Cashflow Tax

A Tax Revolution

Time for Tax Reform, not Tax Tinkering

Thirty years after the publication of the Meade Report, its recommendations still make economic sense; and now, implementation is totally practical and easily automated through the banking system.

This paper has detailed proposals for a simple but revolutionary tax system,  merging tax and benefits and drastically simplifying collection and administration.

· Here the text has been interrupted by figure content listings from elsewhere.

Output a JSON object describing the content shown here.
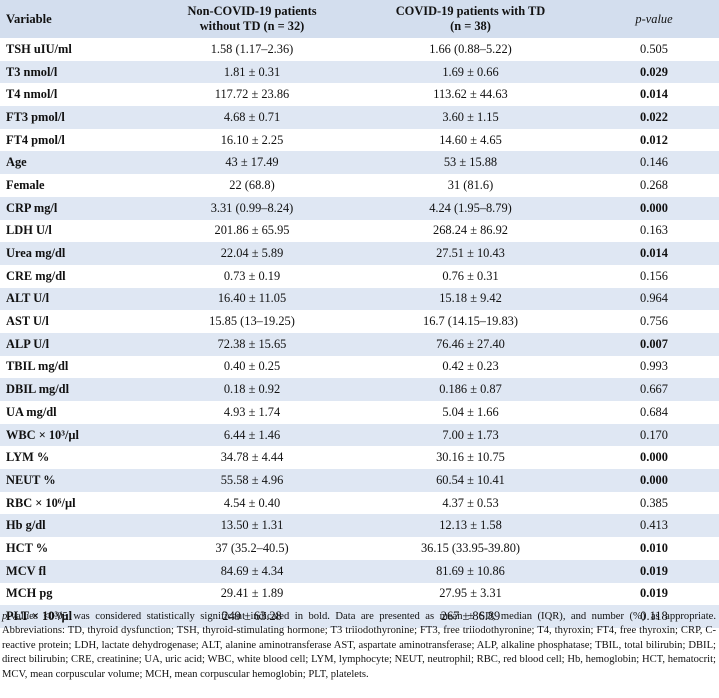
{
  "headers": {
    "variable": "Variable",
    "non_covid_line1": "Non-COVID-19 patients",
    "non_covid_line2": "without TD (n = 32)",
    "covid_line1": "COVID-19 patients with TD",
    "covid_line2": "(n = 38)",
    "pvalue": "p-value"
  },
  "rows": [
    {
      "label": "TSH uIU/ml",
      "non_covid": "1.58 (1.17–2.36)",
      "covid": "1.66 (0.88–5.22)",
      "p": "0.505",
      "significant": false
    },
    {
      "label": "T3 nmol/l",
      "non_covid": "1.81 ± 0.31",
      "covid": "1.69 ± 0.66",
      "p": "0.029",
      "significant": true
    },
    {
      "label": "T4 nmol/l",
      "non_covid": "117.72 ± 23.86",
      "covid": "113.62 ± 44.63",
      "p": "0.014",
      "significant": true
    },
    {
      "label": "FT3 pmol/l",
      "non_covid": "4.68 ± 0.71",
      "covid": "3.60 ± 1.15",
      "p": "0.022",
      "significant": true
    },
    {
      "label": "FT4 pmol/l",
      "non_covid": "16.10 ± 2.25",
      "covid": "14.60 ± 4.65",
      "p": "0.012",
      "significant": true
    },
    {
      "label": "Age",
      "non_covid": "43 ± 17.49",
      "covid": "53 ± 15.88",
      "p": "0.146",
      "significant": false
    },
    {
      "label": "Female",
      "non_covid": "22 (68.8)",
      "covid": "31 (81.6)",
      "p": "0.268",
      "significant": false
    },
    {
      "label": "CRP mg/l",
      "non_covid": "3.31 (0.99–8.24)",
      "covid": "4.24 (1.95–8.79)",
      "p": "0.000",
      "significant": true
    },
    {
      "label": "LDH U/l",
      "non_covid": "201.86 ± 65.95",
      "covid": "268.24 ± 86.92",
      "p": "0.163",
      "significant": false
    },
    {
      "label": "Urea mg/dl",
      "non_covid": "22.04 ± 5.89",
      "covid": "27.51 ± 10.43",
      "p": "0.014",
      "significant": true
    },
    {
      "label": "CRE mg/dl",
      "non_covid": "0.73 ± 0.19",
      "covid": "0.76 ± 0.31",
      "p": "0.156",
      "significant": false
    },
    {
      "label": "ALT U/l",
      "non_covid": "16.40 ± 11.05",
      "covid": "15.18 ± 9.42",
      "p": "0.964",
      "significant": false
    },
    {
      "label": "AST U/l",
      "non_covid": "15.85 (13–19.25)",
      "covid": "16.7 (14.15–19.83)",
      "p": "0.756",
      "significant": false
    },
    {
      "label": "ALP U/l",
      "non_covid": "72.38 ± 15.65",
      "covid": "76.46 ± 27.40",
      "p": "0.007",
      "significant": true
    },
    {
      "label": "TBIL mg/dl",
      "non_covid": "0.40 ± 0.25",
      "covid": "0.42 ± 0.23",
      "p": "0.993",
      "significant": false
    },
    {
      "label": "DBIL mg/dl",
      "non_covid": "0.18 ± 0.92",
      "covid": "0.186 ± 0.87",
      "p": "0.667",
      "significant": false
    },
    {
      "label": "UA mg/dl",
      "non_covid": "4.93 ± 1.74",
      "covid": "5.04 ± 1.66",
      "p": "0.684",
      "significant": false
    },
    {
      "label": "WBC × 10³/µl",
      "non_covid": "6.44 ± 1.46",
      "covid": "7.00 ± 1.73",
      "p": "0.170",
      "significant": false
    },
    {
      "label": "LYM %",
      "non_covid": "34.78 ± 4.44",
      "covid": "30.16 ± 10.75",
      "p": "0.000",
      "significant": true
    },
    {
      "label": "NEUT %",
      "non_covid": "55.58 ± 4.96",
      "covid": "60.54 ± 10.41",
      "p": "0.000",
      "significant": true
    },
    {
      "label": "RBC × 10⁶/µl",
      "non_covid": "4.54 ± 0.40",
      "covid": "4.37 ± 0.53",
      "p": "0.385",
      "significant": false
    },
    {
      "label": "Hb g/dl",
      "non_covid": "13.50 ± 1.31",
      "covid": "12.13 ± 1.58",
      "p": "0.413",
      "significant": false
    },
    {
      "label": "HCT %",
      "non_covid": "37 (35.2–40.5)",
      "covid": "36.15 (33.95-39.80)",
      "p": "0.010",
      "significant": true
    },
    {
      "label": "MCV fl",
      "non_covid": "84.69 ± 4.34",
      "covid": "81.69 ± 10.86",
      "p": "0.019",
      "significant": true
    },
    {
      "label": "MCH pg",
      "non_covid": "29.41 ± 1.89",
      "covid": "27.95 ± 3.31",
      "p": "0.019",
      "significant": true
    },
    {
      "label": "PLT × 10³/µl",
      "non_covid": "249 ± 63.28",
      "covid": "267 ± 86.89",
      "p": "0.118",
      "significant": false
    }
  ],
  "footnote": {
    "p_italic": "p",
    "text": "-values <0.05 was considered statistically significant indicated in bold. Data are presented as mean ± SD, median (IQR), and number (%) as appropriate. Abbreviations: TD, thyroid dysfunction; TSH, thyroid-stimulating hormone; T3 triiodothyronine; FT3, free triiodothyronine; T4, thyroxin; FT4, free thyroxin; CRP, C-reactive protein; LDH, lactate dehydrogenase; ALT, alanine aminotransferase AST, aspartate aminotransferase; ALP, alkaline phosphatase; TBIL, total bilirubin; DBIL; direct bilirubin; CRE, creatinine; UA, uric acid; WBC, white blood cell; LYM, lymphocyte; NEUT, neutrophil; RBC, red blood cell; Hb, hemoglobin; HCT, hematocrit; MCV, mean corpuscular volume; MCH, mean corpuscular hemoglobin; PLT, platelets."
  }
}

The main tax base would be Cashflow, not income. Tax would be  levied at one relatively high rate on cashflow – being money spent – and at another, much lower – possibly zero –  annual rate on assets, being accumulated savings. This form of taxation is sometimes called Expenditure Tax, but it’s paid directly by taxpayers so it can be made formally progressive, unlike indirect consumption taxes such as VAT. It was recommended by an IFS study published thirty years ago, the Meade Report; however, this paper has suggestions for using IT greatly to simplify collection and administration, which wouldn’t have been possible when Professor Meade reported.

Corporation Tax would be abolished as being regressive, with corporate profits taxed when shareholders, directors and employees spend them: but in exchange for their new tax-free status, corporations would be required to operate with total transparency, holding no secrets from their shareholders.

Benefits would be  paid as negative tax – both tax and benefits being calculated on the difference between actual cash flow and an individual’s Tax Allowance – eliminating the poverty trap; but unlike other negative income tax schemes, it isn’t a universal  basic income scheme: everyone would have to pursue a Constructive Occupation such as work, jobseeking or caring to be entitled to a tax allowance and hence, benefits.

Taxes would be collected for the government by banks, not by employers, who would no longer have to administer PAYE.